Monday, August 21, 2023

The day so far

This morning I woke up at 5.50 after 8 hours sleep and checked the weather forecast and thought - Yes! Bike ride this morning!

Then this is what happened:

I did Wordle and Quordle and Sequence Quordle;

read the awful news, specifically this morning about Saudis shooting unarmed women and children refugees on the border of Yemen and Saudi Arabia (and YET our PM is hosting the Saudi prince who also ordered the killing of the journalist Khashoggi);

had breakfast in bed of Dave's homemade oatcakes and my homemade lemon curd;

wrote my to do list for this week;

answered yesterday's set question in my 5 year diary "What are you avoiding?" Answer: "Bad news";

read from my new anthology Being Human, which I bought in London on my day trip last week. I have the other two books in the trilogy - Staying Alive and Being Alive, but oh I think this is the best. It blows me away every time I open it and read. There is a lot of tough and moving stuff in there but here is something other:

then I got up and made a flask of coffee for my bike ride stop, and got my bike out of the shed, and coming back inside met Dave who was brandishing some paperwork he wanted me to look at and I sat on the bottom of the stairs to read it and mentally file it,  and then looked at the photo of the grandchildren taken ten years ago that's hanging in the hall and said "Aren't children wonderful?" and Dave said "Yes, and then they grow up and become people." (He was talking in general terms, and NOT about our own three fabulous offspring.) We had a tussle of words while his bleak view of life got an airing and then I sighed. I felt too weak and tired to set off on the bike.
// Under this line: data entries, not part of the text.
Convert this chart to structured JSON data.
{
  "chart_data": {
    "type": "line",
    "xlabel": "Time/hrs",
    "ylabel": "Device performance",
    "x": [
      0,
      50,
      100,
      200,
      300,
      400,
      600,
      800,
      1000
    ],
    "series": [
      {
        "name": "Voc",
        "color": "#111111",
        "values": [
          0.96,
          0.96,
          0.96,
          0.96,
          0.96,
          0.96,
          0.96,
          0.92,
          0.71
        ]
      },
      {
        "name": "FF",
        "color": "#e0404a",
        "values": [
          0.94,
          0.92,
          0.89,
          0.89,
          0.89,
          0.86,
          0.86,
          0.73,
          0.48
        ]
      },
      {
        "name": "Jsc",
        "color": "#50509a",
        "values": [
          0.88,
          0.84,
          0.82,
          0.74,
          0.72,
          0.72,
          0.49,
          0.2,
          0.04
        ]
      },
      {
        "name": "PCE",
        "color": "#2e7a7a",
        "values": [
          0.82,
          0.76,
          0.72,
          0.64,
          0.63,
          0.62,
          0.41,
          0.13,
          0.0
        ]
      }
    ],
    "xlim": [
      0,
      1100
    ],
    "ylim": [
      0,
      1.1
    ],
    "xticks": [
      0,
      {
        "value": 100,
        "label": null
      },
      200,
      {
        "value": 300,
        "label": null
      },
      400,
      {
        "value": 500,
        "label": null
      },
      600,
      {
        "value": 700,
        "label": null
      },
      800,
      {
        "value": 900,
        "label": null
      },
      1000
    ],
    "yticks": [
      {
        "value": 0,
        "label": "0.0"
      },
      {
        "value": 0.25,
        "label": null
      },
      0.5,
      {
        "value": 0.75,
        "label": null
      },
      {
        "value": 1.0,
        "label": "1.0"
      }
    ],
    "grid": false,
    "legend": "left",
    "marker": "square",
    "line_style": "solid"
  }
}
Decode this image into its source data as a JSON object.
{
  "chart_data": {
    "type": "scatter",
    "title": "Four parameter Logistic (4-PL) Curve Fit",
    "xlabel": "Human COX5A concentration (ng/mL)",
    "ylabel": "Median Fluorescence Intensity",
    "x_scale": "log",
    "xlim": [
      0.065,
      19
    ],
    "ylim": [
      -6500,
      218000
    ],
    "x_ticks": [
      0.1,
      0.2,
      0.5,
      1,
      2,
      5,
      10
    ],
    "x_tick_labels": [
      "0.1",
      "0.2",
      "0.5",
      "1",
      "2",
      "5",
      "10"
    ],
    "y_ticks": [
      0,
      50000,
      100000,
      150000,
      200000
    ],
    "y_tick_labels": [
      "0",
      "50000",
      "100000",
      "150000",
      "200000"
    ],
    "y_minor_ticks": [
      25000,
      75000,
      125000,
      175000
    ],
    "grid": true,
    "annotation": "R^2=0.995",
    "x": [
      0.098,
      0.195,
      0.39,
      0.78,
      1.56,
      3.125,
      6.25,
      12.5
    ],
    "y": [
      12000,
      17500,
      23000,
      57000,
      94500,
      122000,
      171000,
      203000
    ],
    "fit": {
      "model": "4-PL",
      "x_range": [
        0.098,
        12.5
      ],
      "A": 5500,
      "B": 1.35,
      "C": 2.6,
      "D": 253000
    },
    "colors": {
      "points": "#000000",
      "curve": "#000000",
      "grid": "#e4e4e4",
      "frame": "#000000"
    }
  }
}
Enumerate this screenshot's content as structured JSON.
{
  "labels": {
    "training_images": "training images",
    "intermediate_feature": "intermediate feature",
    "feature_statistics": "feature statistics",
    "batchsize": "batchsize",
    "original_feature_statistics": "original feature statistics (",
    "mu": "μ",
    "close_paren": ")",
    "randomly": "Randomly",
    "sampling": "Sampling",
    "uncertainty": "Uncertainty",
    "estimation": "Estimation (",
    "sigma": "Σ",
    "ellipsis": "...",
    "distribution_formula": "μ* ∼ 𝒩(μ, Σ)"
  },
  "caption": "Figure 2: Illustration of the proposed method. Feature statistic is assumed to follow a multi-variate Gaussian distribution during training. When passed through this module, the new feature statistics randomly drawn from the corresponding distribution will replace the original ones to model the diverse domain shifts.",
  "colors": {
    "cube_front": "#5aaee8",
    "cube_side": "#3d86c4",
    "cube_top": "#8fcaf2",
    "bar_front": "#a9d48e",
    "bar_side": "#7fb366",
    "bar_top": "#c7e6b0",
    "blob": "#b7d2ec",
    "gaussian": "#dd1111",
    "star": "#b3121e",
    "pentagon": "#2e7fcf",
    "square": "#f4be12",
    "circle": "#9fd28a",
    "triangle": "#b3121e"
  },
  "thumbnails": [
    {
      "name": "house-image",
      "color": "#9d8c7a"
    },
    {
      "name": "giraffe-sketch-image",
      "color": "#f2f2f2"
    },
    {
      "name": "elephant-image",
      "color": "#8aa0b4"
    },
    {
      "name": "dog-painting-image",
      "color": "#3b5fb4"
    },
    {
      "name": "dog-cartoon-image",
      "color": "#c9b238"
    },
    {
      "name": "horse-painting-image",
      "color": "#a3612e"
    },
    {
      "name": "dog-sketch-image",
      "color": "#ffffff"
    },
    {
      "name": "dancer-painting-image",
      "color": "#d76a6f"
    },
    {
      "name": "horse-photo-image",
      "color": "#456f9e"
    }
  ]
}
That's what being me is like.

So I came up to write to you. I had wanted anyway to tell you about the poetry book and also show you these photos of weird chairs in the RA exhibition last week:

Photo by Het

Photo by Het

I had two sleepless nights last week and spent Saturday lying on the sofa reading my poetry book, as I was too tired to do anything else. Then I slept well and went to Meeting, which cheered me up enormously. It was food for the soul. 

I wanted to ask you whether on sleepless nights you too lie in bed worrying about the state of the world and our country in particular and about your family, and then about the world again and climate crisis, and then about the possibility that benighted Americans (of which there are millions) might vote Trump in again, and about the fate of all of our grandchildren...

But now it's Monday and having sat down for half an hour and written to you I feel strong enough to go out into this sunny day on my amazing new bike. 

And as the woman used to say at the end of the Morecambe and Wise Show "Good night, and I love you all!"